Following a series of proceedings before the Federal Court of Justice and the European Court of Justice in recent years, it has become clear that Germany has never properly implemented the European ePrivacy Directive. This states that the user’s active consent to the setting of cookies must always be obtained. In Germany, this principle has never been enshrined in law, even though the EU directive is more than 10 years old.
TTDSG: Principle of consent to the setting of cookies
Politicians have taken up this issue: In May 2021, the Bundestag passed the draft for a „Telecommunications Telemedia Data Protection Act“ (TTDSG) with the votes of the CDU/CSU and SPD. This was also approved by the Bundesrat.
The new TTDSG regulates, among other things, the aforementioned principle of consent to the setting of cookies for the purpose of data storage. Section 25 states that third parties may only store information on the end user’s device or access stored information if the end user has been informed and has given their consent.
Also included: Exceptions to consent to the setting of cookies.
However, this requirement does not apply without exception. The law also provides for exceptions to the requirement to consent to the setting of cookies. The consent of the respective user is therefore not required if the information is only stored or accessed in order to transmit a message.
Furthermore, the user’s consent is not required if the storage or access to the information is absolutely necessary in order to provide telemedia requested by the end user. This exception therefore applies to the setting of technically necessary cookies.

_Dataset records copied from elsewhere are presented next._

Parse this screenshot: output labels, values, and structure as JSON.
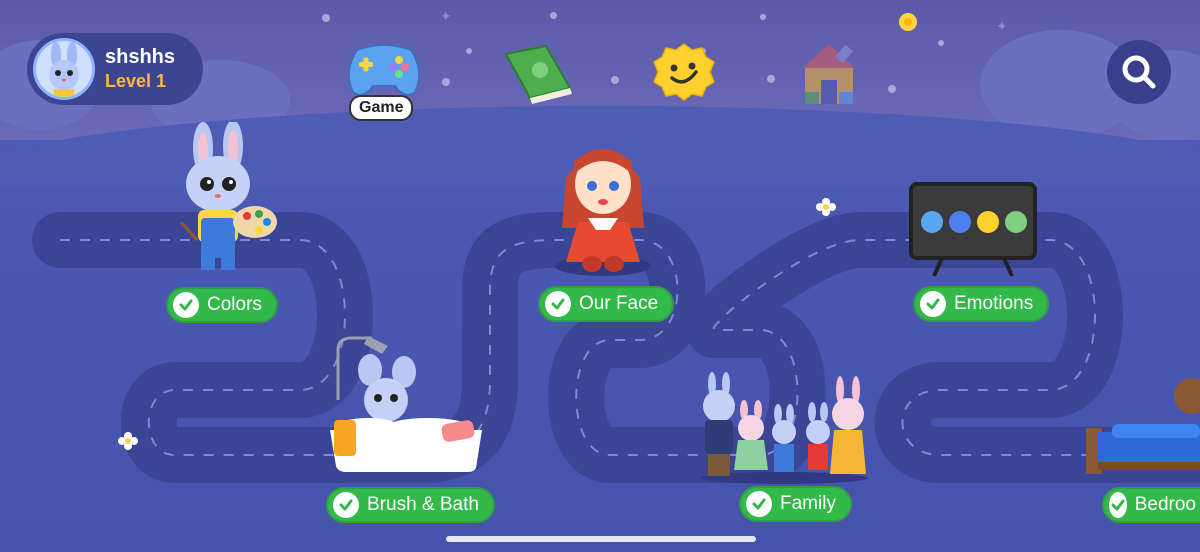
{
  "profile": {
    "username": "shshhs",
    "level": "Level 1"
  },
  "nav": {
    "game_label": "Game",
    "icons": [
      "gamepad-icon",
      "book-icon",
      "smile-badge-icon",
      "toy-house-icon",
      "search-icon"
    ]
  },
  "lessons": [
    {
      "label": "Colors",
      "completed": true
    },
    {
      "label": "Our Face",
      "completed": true
    },
    {
      "label": "Emotions",
      "completed": true
    },
    {
      "label": "Brush & Bath",
      "completed": true
    },
    {
      "label": "Family",
      "completed": true
    },
    {
      "label": "Bedroo",
      "completed": true
    }
  ],
  "colors": {
    "pill": "#33b84a",
    "level": "#ffb83a",
    "road": "#3a4596",
    "background": "#4b58b2"
  }
}
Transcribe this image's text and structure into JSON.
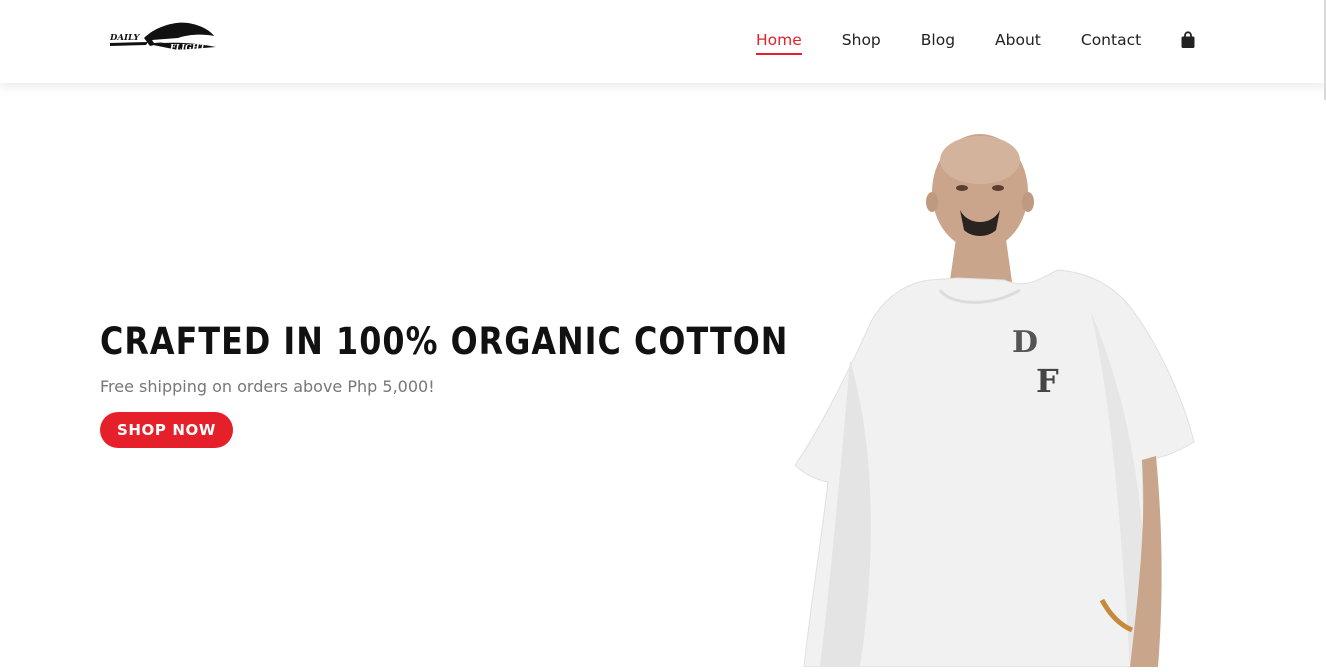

The TTDSG therefore only provides for narrow exceptions to the principle of consent. In particular, the use of cookies to track user behavior remains subject to consent. Fears that exceptions will be to the detriment of the user are therefore likely to prove unfounded.

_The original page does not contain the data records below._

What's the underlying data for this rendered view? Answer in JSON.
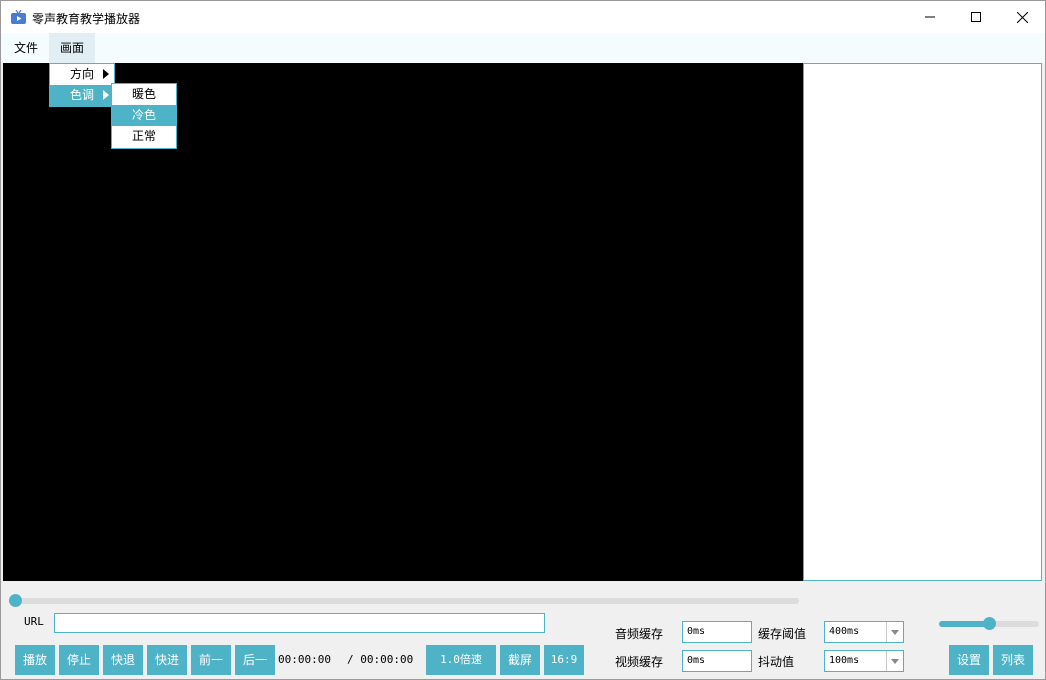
{
  "window": {
    "title": "零声教育教学播放器",
    "controls": {
      "minimize": "minimize-icon",
      "maximize": "maximize-icon",
      "close": "close-icon"
    }
  },
  "menubar": {
    "items": [
      {
        "label": "文件"
      },
      {
        "label": "画面"
      }
    ]
  },
  "menu_huamian": {
    "items": [
      {
        "label": "方向"
      },
      {
        "label": "色调"
      }
    ]
  },
  "submenu_sediao": {
    "items": [
      {
        "label": "暖色"
      },
      {
        "label": "冷色"
      },
      {
        "label": "正常"
      }
    ]
  },
  "playback": {
    "progress": 0,
    "url_label": "URL",
    "url_value": "",
    "buttons": {
      "play": "播放",
      "stop": "停止",
      "rewind": "快退",
      "forward": "快进",
      "prev": "前一",
      "next": "后一"
    },
    "current_time": "00:00:00",
    "total_time": "/ 00:00:00",
    "speed": "1.0倍速",
    "screenshot": "截屏",
    "aspect": "16:9"
  },
  "buffer": {
    "audio_label": "音频缓存",
    "audio_value": "0ms",
    "video_label": "视频缓存",
    "video_value": "0ms",
    "threshold_label": "缓存阈值",
    "threshold_value": "400ms",
    "jitter_label": "抖动值",
    "jitter_value": "100ms"
  },
  "volume": {
    "level": 0.5
  },
  "actions": {
    "settings": "设置",
    "list": "列表"
  },
  "colors": {
    "accent": "#4fb3c8"
  }
}
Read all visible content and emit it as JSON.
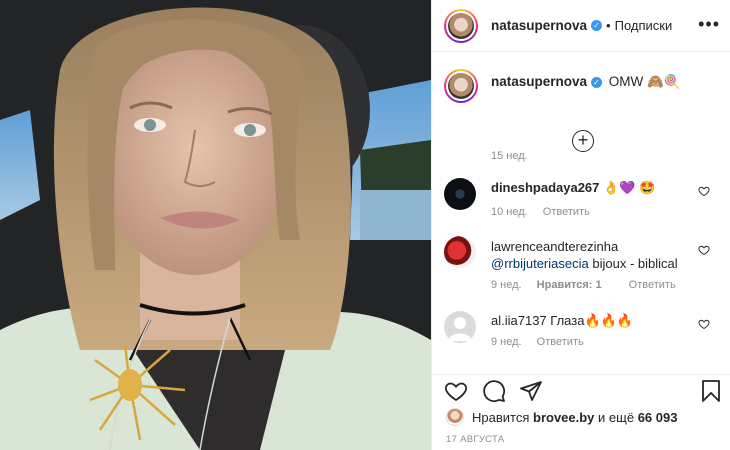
{
  "post": {
    "username": "natasupernova",
    "dot": "•",
    "follow_label": "Подписки",
    "more_label": "•••",
    "caption_text": "OMW 🙈🍭",
    "caption_time": "15 нед.",
    "load_more_label": "+"
  },
  "comments": [
    {
      "username": "dineshpadaya267",
      "text": "👌💜 🤩",
      "mention": "",
      "time": "10 нед.",
      "likes": "",
      "reply": "Ответить"
    },
    {
      "username": "lawrenceandterezinha",
      "text": "bijoux - biblical",
      "mention": "@rrbijuteriasecia",
      "time": "9 нед.",
      "likes": "Нравится: 1",
      "reply": "Ответить"
    },
    {
      "username": "al.iia7137",
      "text": "Глаза🔥🔥🔥",
      "mention": "",
      "time": "9 нед.",
      "likes": "",
      "reply": "Ответить"
    }
  ],
  "likes": {
    "prefix": "Нравится",
    "user": "brovee.by",
    "connector": "и ещё",
    "count": "66 093"
  },
  "date": "17 АВГУСТА",
  "icons": {
    "like": "heart-icon",
    "comment": "comment-icon",
    "share": "share-icon",
    "save": "bookmark-icon",
    "verified": "verified-badge-icon"
  },
  "colors": {
    "verified": "#3897f0",
    "muted": "#8e8e8e",
    "mention": "#00376b"
  }
}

Consent services for cookies soon possible?
„We want an end to cookie banners,“ said the CDU/CSU at the beginning of the year. The original draft therefore envisaged that consent could also be given by the end user through appropriate settings in their browser or through an external application.
The adopted version of the TTDSG no longer provides for this possibility. Instead, a regulation has been introduced that creates a legal framework leading to the recognition of consent services. The use of consent services could therefore soon be possible.
TTDSG to come into force by the end of the year
The law is due to come into force on December 1, 2021. The law regulates many things that have already been in practice for a long time. Nevertheless, it brings some innovations, in particular the exemptions and the legal framework for the recognition of consent services. It remains to be seen what impact these changes will have in practice, particularly for website operators. In any case, the opportunity should be taken to compare one’s own use of cookies with the legal requirements and adapt them if necessary.